Sérgio chegou ao seu apartamento, e pode parar sua moto na rua, ao lado de um poste. A luz do poste se encontrava meio falha, fosca. Ao entrar em seu prédio, acionou e esperou o elevador, que em poucos instantes chegou, com uma trepides insistentemente irritante. Adentrou e apertou o botão de seu andar, o primeiro. Uma pequena lágrima escorreu em seu rosto. Abriu a porta de seu apartamento. A primeira coisa que reparou era que alguns móveis tinham trocado de posição. De fato, ele o havia feito uns dias antes, mas a consciência da rotina não o fez notar – simplesmente aquele apartamento estava desorganizado. As lâmpadas de alguns cômodos haviam queimado há bastante tempo, e ele não fez questão de trocá-las. Já a grande janela que ficava na sala estava encoberta por uma fina cortina, branca, macia, que era aprumada pela brisa noturna que adentrava aquele apartamento, e que pouco interceptava toda aquela luz vinda da rua que iluminava o ambiente. Ele trocou de roupa rapidamente. Foi até a cozinha pegar um copo de água; o copo se encontrava em cima da mesa. Colocou água gelada de uma vasilha e tomou em pequenos goles. A cada gole, dava pequenos sussurros e repetia a dose, até acabar.
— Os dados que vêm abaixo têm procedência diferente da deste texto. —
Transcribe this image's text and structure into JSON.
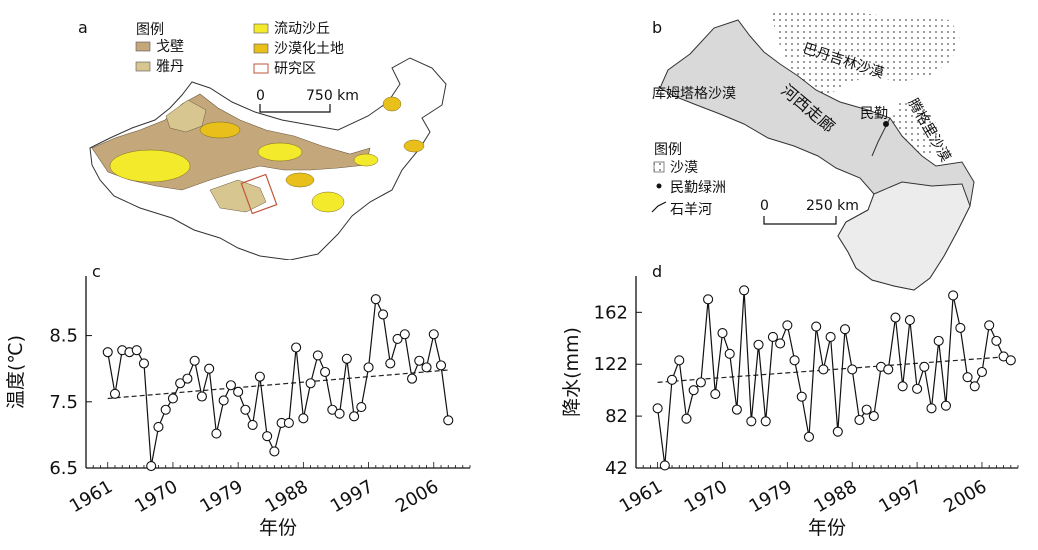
{
  "panels": {
    "a": {
      "label": "a",
      "legend_title": "图例",
      "legend": [
        {
          "name": "戈壁",
          "color": "#c4a77a"
        },
        {
          "name": "雅丹",
          "color": "#d7c690"
        },
        {
          "name": "流动沙丘",
          "color": "#f4ea2c"
        },
        {
          "name": "沙漠化土地",
          "color": "#e9bf1c"
        },
        {
          "name": "研究区",
          "color": "#c0553a"
        }
      ],
      "scale": {
        "zero": "0",
        "max": "750 km"
      }
    },
    "b": {
      "label": "b",
      "desert_labels": [
        "巴丹吉林沙漠",
        "库姆塔格沙漠",
        "腾格里沙漠"
      ],
      "corridor_label": "河西走廊",
      "place_label": "民勤",
      "legend_title": "图例",
      "legend": [
        "沙漠",
        "民勤绿洲",
        "石羊河"
      ],
      "scale": {
        "zero": "0",
        "max": "250 km"
      }
    },
    "c": {
      "label": "c"
    },
    "d": {
      "label": "d"
    }
  },
  "chart_data": [
    {
      "type": "line",
      "panel": "c",
      "xlabel": "年份",
      "ylabel": "温度(℃)",
      "x_ticks": [
        "1961",
        "1970",
        "1979",
        "1988",
        "1997",
        "2006"
      ],
      "y_ticks": [
        "6.5",
        "7.5",
        "8.5"
      ],
      "xlim": [
        1958,
        2011
      ],
      "ylim": [
        6.5,
        9.4
      ],
      "trend": [
        7.55,
        7.98
      ],
      "x": [
        1961,
        1962,
        1963,
        1964,
        1965,
        1966,
        1967,
        1968,
        1969,
        1970,
        1971,
        1972,
        1973,
        1974,
        1975,
        1976,
        1977,
        1978,
        1979,
        1980,
        1981,
        1982,
        1983,
        1984,
        1985,
        1986,
        1987,
        1988,
        1989,
        1990,
        1991,
        1992,
        1993,
        1994,
        1995,
        1996,
        1997,
        1998,
        1999,
        2000,
        2001,
        2002,
        2003,
        2004,
        2005,
        2006,
        2007,
        2008
      ],
      "y": [
        8.25,
        7.62,
        8.28,
        8.25,
        8.28,
        8.08,
        6.53,
        7.12,
        7.38,
        7.55,
        7.78,
        7.85,
        8.12,
        7.58,
        8.0,
        7.02,
        7.52,
        7.75,
        7.65,
        7.38,
        7.15,
        7.88,
        6.98,
        6.75,
        7.18,
        7.18,
        8.32,
        7.25,
        7.78,
        8.2,
        7.95,
        7.38,
        7.32,
        8.15,
        7.28,
        7.42,
        8.02,
        9.05,
        8.82,
        8.08,
        8.45,
        8.52,
        7.85,
        8.12,
        8.02,
        8.52,
        8.05,
        7.22
      ]
    },
    {
      "type": "line",
      "panel": "d",
      "xlabel": "年份",
      "ylabel": "降水(mm)",
      "x_ticks": [
        "1961",
        "1970",
        "1979",
        "1988",
        "1997",
        "2006"
      ],
      "y_ticks": [
        "42",
        "82",
        "122",
        "162"
      ],
      "xlim": [
        1958,
        2011
      ],
      "ylim": [
        42,
        190
      ],
      "trend": [
        108,
        128
      ],
      "x": [
        1961,
        1962,
        1963,
        1964,
        1965,
        1966,
        1967,
        1968,
        1969,
        1970,
        1971,
        1972,
        1973,
        1974,
        1975,
        1976,
        1977,
        1978,
        1979,
        1980,
        1981,
        1982,
        1983,
        1984,
        1985,
        1986,
        1987,
        1988,
        1989,
        1990,
        1991,
        1992,
        1993,
        1994,
        1995,
        1996,
        1997,
        1998,
        1999,
        2000,
        2001,
        2002,
        2003,
        2004,
        2005,
        2006,
        2007,
        2008,
        2009,
        2010
      ],
      "y": [
        88,
        44,
        110,
        125,
        80,
        102,
        108,
        172,
        99,
        146,
        130,
        87,
        179,
        78,
        137,
        78,
        143,
        138,
        152,
        125,
        97,
        66,
        151,
        118,
        143,
        70,
        149,
        118,
        79,
        87,
        82,
        120,
        118,
        158,
        105,
        156,
        103,
        120,
        88,
        140,
        90,
        175,
        150,
        112,
        105,
        116,
        152,
        140,
        128,
        125
      ]
    }
  ]
}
Sérgio rumou para a cama desarrumada e deitou com a cabeça em direção ao lado esquerdo, olhando para a janela que dava direto para a rua onde ele podia ver no horizonte, a luz fosca daquele poste. Fechou os olhos. Por algum tempo fez força para tentar cochilar, mas não conseguia. Foi perdendo a paciência, rolando pela cama, puxando o lençol, até que repentinamente perdeu a paciência de vez; abriu os olhos: havia se passado bastante tempo desde o momento que tentou dormir até aquele instante. Virou a cabeça para o lado esquerdo olhando para a luz do poste - aos poucos aquela luz fosca, gélida e solitária foi adentrando a sua mente como uma hipnose, ou mesmo como uma abdução. Era estranho como aquela luz era envolvente, como era fria e fulminante; por um momento Sérgio entrou em estado de transe. Olhar para aquela fria luz branca era como uma vertigem, uma miragem, como um pesadelo intenso, embora inicialmente não houvesse personagens havia o pior, uma sensação de vazio como uma dimensão paralela onde o tudo e o nada ao mesmo tempo se encontravam para formar o desconhecido, o intangível. Como no pior de seus pesadelos, como na pior de suas experiências de vida, Sérgio queria rapidamente sair daquela posição, mas não havia forças, não havia controle de seu corpo, de sua percepção; não havia domínio algum de seus sentidos. Era como se estivesse paralisado, em estado de choque e nada poderia fazer.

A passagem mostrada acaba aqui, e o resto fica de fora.